ただし、面接時の転職理由や志望動機に「年間休日の多い会社だから」と答えるのは避けましょう。勤務条件だけで選んでいると、意欲の低い人だと思われてしまう可能性があります。
年間休日とは、法定休日と法定外休日を合わせた休みで、会社が定める1年間の休日の合計こと。年間休日には有給休暇や特別休暇は含まれない。
まとめ
年間休日の計算方法やそれぞれの年間スケジュールについて説明してきました。
「年間休日が少ない」「毎日激務で休みを取る時間がない」と今の働き方に不満を持っている方は是非キャリチェンのキャリアコンサルタントにご相談ください。
キャリチェンのキャリアコンサルタントは丁寧なカウンセリングをもとに、あなたの希望にあった仕事や職場をご紹介します。是非お気軽にご相談ください。
年間休日についてのよくある質問
Q1:年間休日の定義を教えてください。
年間休日とは、会社が定めている年間の休日日数の合計です。労働基準法で定められた法定休日の他に、会社が独自に定める休日のことを指します。

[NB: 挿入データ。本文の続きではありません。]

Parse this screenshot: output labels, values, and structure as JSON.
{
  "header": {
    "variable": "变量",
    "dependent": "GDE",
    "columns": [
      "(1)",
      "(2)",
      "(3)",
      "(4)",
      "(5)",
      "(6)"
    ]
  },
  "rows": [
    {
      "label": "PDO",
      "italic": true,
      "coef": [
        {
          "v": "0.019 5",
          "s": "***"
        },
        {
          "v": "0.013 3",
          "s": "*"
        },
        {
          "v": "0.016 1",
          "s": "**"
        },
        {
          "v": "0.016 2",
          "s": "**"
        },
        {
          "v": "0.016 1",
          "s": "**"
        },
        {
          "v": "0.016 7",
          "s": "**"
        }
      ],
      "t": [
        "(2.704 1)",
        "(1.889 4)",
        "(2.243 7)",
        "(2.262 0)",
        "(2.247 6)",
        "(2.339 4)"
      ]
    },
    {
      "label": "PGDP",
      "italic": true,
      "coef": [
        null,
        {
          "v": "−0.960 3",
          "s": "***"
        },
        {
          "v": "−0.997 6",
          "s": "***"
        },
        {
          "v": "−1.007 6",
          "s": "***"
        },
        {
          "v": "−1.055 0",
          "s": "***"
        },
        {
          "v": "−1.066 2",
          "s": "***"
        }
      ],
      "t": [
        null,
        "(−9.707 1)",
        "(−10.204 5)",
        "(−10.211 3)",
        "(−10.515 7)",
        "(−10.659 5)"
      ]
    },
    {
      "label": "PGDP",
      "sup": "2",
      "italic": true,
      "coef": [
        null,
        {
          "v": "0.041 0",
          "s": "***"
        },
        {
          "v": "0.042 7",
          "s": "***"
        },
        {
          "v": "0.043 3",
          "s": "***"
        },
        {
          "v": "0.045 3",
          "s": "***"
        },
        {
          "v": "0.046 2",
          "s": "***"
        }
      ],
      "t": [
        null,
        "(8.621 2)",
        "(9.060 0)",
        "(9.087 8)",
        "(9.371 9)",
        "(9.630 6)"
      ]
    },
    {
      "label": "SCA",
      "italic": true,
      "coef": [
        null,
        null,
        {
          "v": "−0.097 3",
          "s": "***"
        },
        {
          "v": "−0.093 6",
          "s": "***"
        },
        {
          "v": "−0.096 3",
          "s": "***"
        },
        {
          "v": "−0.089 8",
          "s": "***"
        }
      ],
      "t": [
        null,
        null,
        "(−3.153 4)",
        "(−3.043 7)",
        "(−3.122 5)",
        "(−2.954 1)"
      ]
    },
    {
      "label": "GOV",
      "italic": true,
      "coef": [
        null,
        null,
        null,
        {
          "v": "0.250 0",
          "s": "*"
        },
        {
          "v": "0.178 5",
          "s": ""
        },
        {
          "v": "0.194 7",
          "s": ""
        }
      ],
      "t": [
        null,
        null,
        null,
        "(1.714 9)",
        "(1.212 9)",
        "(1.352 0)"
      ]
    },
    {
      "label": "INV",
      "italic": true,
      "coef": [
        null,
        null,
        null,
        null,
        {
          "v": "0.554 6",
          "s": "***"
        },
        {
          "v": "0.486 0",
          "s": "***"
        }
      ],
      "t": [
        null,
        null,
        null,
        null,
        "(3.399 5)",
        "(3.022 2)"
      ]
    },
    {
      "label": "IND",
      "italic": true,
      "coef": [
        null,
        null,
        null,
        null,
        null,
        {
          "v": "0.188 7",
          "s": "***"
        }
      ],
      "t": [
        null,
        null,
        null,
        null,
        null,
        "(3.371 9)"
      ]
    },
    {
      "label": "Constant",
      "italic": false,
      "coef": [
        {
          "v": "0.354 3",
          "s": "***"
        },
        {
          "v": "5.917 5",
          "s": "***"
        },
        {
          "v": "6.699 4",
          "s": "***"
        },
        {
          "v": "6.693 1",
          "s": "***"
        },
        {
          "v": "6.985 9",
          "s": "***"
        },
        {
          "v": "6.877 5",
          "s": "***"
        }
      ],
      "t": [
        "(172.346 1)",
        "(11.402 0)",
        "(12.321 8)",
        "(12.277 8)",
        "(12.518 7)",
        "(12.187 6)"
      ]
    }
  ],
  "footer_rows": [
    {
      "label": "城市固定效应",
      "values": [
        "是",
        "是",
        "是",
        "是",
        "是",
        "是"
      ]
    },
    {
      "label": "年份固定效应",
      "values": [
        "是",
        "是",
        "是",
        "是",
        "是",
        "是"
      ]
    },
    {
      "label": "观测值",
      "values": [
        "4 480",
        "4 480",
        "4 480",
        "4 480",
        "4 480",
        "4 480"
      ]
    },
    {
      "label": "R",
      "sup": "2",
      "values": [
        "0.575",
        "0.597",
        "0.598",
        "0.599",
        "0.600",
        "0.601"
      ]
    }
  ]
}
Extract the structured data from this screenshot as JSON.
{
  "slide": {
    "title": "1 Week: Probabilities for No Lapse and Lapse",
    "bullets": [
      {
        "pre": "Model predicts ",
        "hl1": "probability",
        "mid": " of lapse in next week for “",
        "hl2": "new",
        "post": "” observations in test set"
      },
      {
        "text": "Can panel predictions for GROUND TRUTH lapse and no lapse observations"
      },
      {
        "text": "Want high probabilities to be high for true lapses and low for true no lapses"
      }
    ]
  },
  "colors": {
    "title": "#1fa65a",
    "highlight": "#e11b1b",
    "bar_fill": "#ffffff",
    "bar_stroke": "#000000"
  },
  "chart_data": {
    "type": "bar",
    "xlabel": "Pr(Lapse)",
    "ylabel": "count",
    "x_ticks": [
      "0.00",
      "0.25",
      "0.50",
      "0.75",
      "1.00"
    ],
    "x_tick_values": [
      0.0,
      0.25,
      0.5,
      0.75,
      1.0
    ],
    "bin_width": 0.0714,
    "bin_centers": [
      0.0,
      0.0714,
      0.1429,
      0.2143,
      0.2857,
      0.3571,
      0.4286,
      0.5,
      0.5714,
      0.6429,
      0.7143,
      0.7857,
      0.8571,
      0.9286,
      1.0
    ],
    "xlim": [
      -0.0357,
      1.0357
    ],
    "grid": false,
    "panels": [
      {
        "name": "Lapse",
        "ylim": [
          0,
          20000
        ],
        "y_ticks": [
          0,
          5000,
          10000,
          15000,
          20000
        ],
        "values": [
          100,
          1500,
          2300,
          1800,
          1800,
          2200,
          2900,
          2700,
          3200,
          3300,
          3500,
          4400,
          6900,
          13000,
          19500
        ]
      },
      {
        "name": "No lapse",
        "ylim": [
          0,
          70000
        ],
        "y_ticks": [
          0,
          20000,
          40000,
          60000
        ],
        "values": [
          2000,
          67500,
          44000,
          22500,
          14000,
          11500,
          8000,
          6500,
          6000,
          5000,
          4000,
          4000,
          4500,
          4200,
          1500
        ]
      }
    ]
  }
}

会社が独自に定めていいため、独立記念日を祝日と定めている会社もあります。
Q2:年間休日に有給は含まれますか?
年間休日に有給は含まれません。年間休日は会社が定めた休日であり、社員全員が同じ日に休日を取得する日です。有給休暇は人それぞれ取得日や取得条件が異なるため、年間休日とは異なります。
Q3:年間休日に国民の祝日は含まれますか?
国民の祝日は必ずしも年間休日に含まれるとは限りません。
会社が国民の祝日を年間休日に指定している場合は休日になりますが、指定していない場合は休日にはなりません。
Q4:年間休日105日の会社より、120日の会社の方が労働条件はいいですか?
年間休日の日数だけで労働条件を比較することは難しいと言えます。
季節や時期によって業務量が大きく異なる業界や業種の場合は、繁忙期を乗り切るために閑散期にまとめて休日を取得してバランスをたもっている可能性もあります。
労働条件を見る際に年間休日を参考にするのはいいですが、年間休日が少ないからといって必ずしも労働条件が悪いとは言えません。年間休日が少ない場合はその理由を面接時に確認しておくのがおすすめです。
Q5:年間休日が多いのは完全週休2日で土日休みという意味ですか?
年間休日が多くても、完全週休2日制で土日休みとは限りません。年間休日は、会社ごとに就業規則で定められているため、休みの曜日や日数も異なります。自分に合った休み方ができるのか注意しましょう。